The Marshall Project and NPR obtained federal prison data and agency documents, reviewed criminal and civil court cases, and interviewed dozens of people with knowledge of Thomson. In stories that echoed with the same visceral details, dozens of men said they lived under the pressing threat of violence from cellmates as well as brutality at the hands of staff. Specifically, many men reported being shackled in cuffs so tight they left scars, or being "four-pointed" and chained by each limb to a bed for hours, far beyond what happens at other prisons and in violation of bureau policy and federal regulations.

Most people in the Special Management Unit are housed in double-celled solitary confinement — almost constant lockdown with another person. The Bureau of Prisons has said double-celling "mitigates suicide risks." But psychologists and prisoners say living in such claustrophobic conditions with another person can be even worse than being alone and often leads to violent outbursts.

Multiple people claimed in federal court filings that officers stoked tensions between cellmates and intentionally paired men who they knew would attack each other. One person formerly incarcerated at Thomson said in a lawsuit that officers spread the false information that he was a sex offender, inciting physical and sexual assault from multiple cellmates.

The Marshall Project and NPR asked the Bureau of Prisons about multiple lawsuits and claims made in federal court filings out of Thomson, but agency spokesperson Scott Taylor said in an email that he could not comment on pending litigation or individual cases. He noted that people in federal prisons are not housed in "solitary confinement," because "in general, inmates in restricted housing are housed two to a cell." To ensure safety, a team of prison officials consider gang affiliation, religion, geography and past incident reports and complaints when assigning cellmates. Intentionally ignoring a known threat from a cellmate would be misconduct by an officer and investigated, Taylor wrote.

The Bureau of Prisons' Special Management Unit used to be housed inside the U.S. penitentiary in Lewisburg, Pa. — a notorious, nearly century-old prison known as "The Big House." A 2016 Marshall Project and NPR investigation found Lewisburg had been sued multiple times over the high rate of violence among cellmates and the use of harsh restraints by staff. In 2018, the Bureau of Prisons announced it was moving the unit to Thomson.

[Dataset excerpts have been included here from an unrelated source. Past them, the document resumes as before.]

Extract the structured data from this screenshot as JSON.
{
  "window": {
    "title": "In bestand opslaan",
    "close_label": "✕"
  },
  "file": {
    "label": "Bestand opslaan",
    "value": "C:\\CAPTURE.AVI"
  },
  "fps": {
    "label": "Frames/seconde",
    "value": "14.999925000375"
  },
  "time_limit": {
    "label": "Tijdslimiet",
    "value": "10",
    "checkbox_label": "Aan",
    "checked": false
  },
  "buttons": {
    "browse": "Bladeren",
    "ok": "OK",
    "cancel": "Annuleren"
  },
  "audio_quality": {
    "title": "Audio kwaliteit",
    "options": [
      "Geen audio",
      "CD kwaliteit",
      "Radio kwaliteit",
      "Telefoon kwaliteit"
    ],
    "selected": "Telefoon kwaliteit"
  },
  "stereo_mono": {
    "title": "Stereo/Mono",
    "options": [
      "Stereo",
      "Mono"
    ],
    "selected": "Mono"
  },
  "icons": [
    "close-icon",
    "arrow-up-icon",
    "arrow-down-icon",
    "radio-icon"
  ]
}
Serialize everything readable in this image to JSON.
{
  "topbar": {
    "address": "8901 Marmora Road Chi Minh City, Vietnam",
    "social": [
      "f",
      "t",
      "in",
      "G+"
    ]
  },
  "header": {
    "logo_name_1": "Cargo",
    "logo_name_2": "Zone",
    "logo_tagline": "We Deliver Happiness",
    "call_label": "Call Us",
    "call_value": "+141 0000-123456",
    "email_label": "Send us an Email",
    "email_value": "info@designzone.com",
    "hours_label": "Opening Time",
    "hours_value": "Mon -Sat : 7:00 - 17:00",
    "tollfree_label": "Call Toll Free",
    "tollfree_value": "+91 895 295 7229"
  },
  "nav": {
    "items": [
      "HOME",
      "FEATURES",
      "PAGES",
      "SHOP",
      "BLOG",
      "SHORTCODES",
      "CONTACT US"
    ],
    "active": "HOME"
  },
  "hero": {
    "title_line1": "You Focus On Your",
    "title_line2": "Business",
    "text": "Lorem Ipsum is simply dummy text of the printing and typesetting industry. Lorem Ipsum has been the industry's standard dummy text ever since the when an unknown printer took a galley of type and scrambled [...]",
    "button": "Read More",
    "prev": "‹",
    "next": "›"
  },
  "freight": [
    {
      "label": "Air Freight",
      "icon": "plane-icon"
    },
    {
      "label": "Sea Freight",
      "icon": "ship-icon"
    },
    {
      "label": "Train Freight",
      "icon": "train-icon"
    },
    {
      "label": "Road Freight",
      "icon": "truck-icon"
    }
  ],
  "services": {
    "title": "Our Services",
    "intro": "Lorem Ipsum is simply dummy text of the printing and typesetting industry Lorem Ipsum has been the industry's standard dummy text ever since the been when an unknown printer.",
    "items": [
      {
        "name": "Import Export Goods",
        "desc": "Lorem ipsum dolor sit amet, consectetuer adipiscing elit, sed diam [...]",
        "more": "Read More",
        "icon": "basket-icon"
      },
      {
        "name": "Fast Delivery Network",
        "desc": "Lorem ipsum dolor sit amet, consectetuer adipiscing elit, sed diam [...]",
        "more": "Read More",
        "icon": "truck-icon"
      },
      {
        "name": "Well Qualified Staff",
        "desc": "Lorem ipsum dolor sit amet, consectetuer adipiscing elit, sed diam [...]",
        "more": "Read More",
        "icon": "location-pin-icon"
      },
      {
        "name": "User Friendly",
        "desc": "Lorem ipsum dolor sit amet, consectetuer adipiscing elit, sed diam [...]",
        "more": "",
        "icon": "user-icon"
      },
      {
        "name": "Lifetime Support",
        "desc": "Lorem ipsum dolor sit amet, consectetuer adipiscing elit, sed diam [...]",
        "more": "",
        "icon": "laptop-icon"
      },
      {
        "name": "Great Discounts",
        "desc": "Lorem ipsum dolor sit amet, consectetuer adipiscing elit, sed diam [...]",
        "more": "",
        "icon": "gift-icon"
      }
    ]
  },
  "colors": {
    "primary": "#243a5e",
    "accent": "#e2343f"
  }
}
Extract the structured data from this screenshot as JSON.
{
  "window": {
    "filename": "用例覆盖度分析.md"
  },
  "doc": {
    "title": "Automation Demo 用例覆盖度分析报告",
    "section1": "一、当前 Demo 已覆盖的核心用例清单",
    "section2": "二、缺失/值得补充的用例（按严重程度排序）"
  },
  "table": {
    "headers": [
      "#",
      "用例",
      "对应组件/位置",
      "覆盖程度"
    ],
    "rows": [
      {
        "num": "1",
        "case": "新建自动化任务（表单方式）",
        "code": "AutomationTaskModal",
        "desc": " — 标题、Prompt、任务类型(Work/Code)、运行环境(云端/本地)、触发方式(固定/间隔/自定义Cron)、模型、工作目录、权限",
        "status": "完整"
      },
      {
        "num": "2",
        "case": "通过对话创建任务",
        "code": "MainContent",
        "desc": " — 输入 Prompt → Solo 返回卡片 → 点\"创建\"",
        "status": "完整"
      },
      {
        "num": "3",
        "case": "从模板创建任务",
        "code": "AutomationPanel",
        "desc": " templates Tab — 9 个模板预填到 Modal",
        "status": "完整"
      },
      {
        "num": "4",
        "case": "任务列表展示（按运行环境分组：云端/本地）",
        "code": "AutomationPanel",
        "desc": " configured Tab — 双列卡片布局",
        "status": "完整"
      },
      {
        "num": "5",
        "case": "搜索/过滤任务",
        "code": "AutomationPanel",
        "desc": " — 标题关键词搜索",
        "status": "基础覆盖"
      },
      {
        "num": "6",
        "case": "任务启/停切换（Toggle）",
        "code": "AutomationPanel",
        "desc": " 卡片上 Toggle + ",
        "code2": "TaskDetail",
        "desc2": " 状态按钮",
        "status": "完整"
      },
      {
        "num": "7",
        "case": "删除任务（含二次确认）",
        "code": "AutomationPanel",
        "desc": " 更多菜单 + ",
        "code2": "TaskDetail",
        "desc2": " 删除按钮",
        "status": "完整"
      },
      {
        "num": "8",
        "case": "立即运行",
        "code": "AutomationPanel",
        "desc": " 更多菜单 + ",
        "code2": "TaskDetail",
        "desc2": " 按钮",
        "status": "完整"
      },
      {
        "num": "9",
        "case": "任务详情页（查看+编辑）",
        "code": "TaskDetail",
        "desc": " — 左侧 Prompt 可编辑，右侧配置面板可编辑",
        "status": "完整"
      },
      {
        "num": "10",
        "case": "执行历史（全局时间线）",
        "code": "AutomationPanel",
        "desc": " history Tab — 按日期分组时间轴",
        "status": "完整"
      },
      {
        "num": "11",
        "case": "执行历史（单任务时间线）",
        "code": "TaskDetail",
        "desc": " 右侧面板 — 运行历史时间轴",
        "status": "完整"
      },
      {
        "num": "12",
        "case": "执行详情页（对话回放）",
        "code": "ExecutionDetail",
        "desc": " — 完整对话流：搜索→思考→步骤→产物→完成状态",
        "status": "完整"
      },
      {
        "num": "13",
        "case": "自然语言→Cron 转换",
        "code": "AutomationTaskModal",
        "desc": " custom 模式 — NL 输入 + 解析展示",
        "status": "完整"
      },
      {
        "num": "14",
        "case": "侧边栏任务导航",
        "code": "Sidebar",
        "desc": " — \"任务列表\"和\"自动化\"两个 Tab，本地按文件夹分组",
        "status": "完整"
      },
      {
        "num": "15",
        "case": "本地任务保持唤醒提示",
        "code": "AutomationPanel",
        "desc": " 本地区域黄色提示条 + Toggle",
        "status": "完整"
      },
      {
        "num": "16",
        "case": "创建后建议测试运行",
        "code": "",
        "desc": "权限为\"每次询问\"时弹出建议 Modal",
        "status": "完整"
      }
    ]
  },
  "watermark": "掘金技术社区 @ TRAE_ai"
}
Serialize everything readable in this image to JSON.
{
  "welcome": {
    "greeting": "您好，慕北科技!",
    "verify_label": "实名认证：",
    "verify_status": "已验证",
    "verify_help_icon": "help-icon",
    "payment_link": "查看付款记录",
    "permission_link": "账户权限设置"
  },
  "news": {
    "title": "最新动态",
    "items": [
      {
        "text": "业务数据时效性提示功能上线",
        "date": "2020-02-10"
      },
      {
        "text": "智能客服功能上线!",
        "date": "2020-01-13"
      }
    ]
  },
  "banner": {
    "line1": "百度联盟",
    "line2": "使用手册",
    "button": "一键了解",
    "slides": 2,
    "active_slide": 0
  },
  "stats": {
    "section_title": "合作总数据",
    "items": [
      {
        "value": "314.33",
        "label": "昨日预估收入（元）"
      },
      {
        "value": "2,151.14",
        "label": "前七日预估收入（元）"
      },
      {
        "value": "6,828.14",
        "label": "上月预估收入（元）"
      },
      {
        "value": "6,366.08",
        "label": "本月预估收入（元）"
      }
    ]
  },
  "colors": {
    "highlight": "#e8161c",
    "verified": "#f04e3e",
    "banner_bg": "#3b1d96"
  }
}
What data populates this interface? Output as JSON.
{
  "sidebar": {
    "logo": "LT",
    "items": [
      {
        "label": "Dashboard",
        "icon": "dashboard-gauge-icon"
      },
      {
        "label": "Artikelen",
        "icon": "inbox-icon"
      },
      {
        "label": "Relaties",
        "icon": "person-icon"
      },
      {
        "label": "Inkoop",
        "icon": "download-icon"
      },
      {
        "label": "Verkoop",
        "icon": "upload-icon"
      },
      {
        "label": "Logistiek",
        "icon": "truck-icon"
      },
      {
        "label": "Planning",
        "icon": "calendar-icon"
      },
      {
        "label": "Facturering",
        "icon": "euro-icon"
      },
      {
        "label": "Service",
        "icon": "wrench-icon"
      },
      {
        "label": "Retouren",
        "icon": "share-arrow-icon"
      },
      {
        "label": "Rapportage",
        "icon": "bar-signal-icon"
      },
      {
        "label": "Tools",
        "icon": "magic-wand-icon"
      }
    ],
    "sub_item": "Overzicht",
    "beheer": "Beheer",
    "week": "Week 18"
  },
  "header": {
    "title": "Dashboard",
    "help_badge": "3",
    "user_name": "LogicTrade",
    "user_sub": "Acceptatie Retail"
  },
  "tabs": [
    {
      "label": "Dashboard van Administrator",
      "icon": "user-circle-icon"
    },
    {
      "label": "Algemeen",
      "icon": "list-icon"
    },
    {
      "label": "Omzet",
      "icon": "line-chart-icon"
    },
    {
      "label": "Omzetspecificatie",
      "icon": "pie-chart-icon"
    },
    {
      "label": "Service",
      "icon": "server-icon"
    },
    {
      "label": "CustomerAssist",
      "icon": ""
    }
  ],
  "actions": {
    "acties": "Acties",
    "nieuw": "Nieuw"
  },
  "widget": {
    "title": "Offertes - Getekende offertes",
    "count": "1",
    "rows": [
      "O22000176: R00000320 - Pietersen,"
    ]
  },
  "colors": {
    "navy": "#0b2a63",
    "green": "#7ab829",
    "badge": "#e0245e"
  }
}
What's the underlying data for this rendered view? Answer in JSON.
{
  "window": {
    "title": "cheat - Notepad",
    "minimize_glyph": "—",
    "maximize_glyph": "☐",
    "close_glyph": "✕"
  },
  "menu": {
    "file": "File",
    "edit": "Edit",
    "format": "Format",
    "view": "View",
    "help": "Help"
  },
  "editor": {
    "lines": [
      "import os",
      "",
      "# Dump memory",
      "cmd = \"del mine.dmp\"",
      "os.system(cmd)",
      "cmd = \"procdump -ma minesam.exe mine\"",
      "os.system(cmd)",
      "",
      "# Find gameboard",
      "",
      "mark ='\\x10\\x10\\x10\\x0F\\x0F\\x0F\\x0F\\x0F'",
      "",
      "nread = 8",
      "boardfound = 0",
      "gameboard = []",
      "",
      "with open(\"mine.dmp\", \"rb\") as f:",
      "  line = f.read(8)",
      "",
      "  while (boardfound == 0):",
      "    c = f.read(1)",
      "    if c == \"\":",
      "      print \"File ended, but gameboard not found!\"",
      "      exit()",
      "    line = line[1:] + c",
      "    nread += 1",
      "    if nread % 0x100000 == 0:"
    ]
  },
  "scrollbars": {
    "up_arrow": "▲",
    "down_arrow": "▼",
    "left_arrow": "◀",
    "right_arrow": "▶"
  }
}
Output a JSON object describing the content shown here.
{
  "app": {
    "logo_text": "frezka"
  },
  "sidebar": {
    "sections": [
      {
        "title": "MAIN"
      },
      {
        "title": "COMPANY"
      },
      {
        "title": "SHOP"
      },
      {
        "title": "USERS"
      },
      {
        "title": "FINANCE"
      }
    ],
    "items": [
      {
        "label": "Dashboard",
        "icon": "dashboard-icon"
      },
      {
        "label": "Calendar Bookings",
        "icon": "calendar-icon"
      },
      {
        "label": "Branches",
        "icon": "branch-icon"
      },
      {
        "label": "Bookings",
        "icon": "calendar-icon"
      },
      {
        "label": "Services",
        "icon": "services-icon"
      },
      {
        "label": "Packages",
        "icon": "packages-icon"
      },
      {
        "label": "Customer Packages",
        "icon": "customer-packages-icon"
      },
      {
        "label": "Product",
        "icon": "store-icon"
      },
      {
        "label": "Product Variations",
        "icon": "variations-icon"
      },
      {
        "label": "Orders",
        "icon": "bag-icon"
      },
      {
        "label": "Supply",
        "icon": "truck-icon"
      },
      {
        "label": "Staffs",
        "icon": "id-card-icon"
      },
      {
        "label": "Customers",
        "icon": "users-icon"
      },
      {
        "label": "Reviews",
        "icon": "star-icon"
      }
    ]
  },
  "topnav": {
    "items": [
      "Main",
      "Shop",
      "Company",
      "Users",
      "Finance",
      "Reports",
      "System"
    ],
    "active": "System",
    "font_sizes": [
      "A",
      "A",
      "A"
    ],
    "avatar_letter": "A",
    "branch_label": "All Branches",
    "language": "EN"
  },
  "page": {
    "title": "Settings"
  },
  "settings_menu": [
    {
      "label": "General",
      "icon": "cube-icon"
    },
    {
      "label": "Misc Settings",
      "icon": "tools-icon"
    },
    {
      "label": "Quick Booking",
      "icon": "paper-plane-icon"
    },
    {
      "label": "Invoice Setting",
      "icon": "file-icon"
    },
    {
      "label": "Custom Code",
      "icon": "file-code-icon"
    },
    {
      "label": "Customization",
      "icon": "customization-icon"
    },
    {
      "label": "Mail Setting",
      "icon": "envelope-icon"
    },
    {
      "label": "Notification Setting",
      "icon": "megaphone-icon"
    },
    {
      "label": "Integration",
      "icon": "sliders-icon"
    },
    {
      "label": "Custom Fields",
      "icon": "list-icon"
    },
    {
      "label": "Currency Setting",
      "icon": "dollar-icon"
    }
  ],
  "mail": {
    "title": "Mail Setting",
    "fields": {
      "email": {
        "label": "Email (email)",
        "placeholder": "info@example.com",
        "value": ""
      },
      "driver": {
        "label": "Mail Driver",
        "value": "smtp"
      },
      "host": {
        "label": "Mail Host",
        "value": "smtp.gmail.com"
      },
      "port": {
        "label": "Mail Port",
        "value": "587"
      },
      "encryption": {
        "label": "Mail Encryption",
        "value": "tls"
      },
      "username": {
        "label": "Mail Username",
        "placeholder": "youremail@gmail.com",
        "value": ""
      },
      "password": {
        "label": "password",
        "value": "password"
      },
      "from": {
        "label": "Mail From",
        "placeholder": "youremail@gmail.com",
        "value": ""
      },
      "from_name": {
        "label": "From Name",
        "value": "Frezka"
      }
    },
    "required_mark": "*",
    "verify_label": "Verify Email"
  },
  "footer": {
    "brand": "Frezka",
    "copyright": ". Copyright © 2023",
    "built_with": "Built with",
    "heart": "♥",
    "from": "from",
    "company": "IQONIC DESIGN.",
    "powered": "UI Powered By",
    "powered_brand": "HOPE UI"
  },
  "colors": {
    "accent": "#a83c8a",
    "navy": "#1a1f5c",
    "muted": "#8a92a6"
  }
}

According to lawsuits, letters and interviews, the violence and abuse at Lewisburg simply relocated to the new facility. The Washington Lawyers' Committee for Civil Rights and Urban Affairs, a legal nonprofit, has spoken to dozens of men at Thomson, many of whom said conditions there were worse than at any other federal prison — including Lewisburg.

"They're literally afraid for their lives," said Jacqueline Kutnik-Bauder, deputy legal director of the committee, which had previously sued Lewisburg over a lack of mental health care. "[But] if they refuse to be celled with a person who they think could kill them ... they get pulled out of the cell and put into restraints as a punishment."

Kutnik-Bauder has heard similar descriptions of shackling from numerous people held at Thomson. "They're having their arms and their legs stretched out and held, separated, for hours and sometimes for days on end," she said. "They are denied food. They are denied water. Many of them report being left in their own waste. It's really akin to a torture chamber."

According to Bureau of Prisons policy and federal regulations, such severe restraints should be used only as a "last alternative" for people in prison who are actively dangerous to themselves or others, and only for as long as it takes to subdue and control the person. "Force may not be used to punish an inmate," the policy states.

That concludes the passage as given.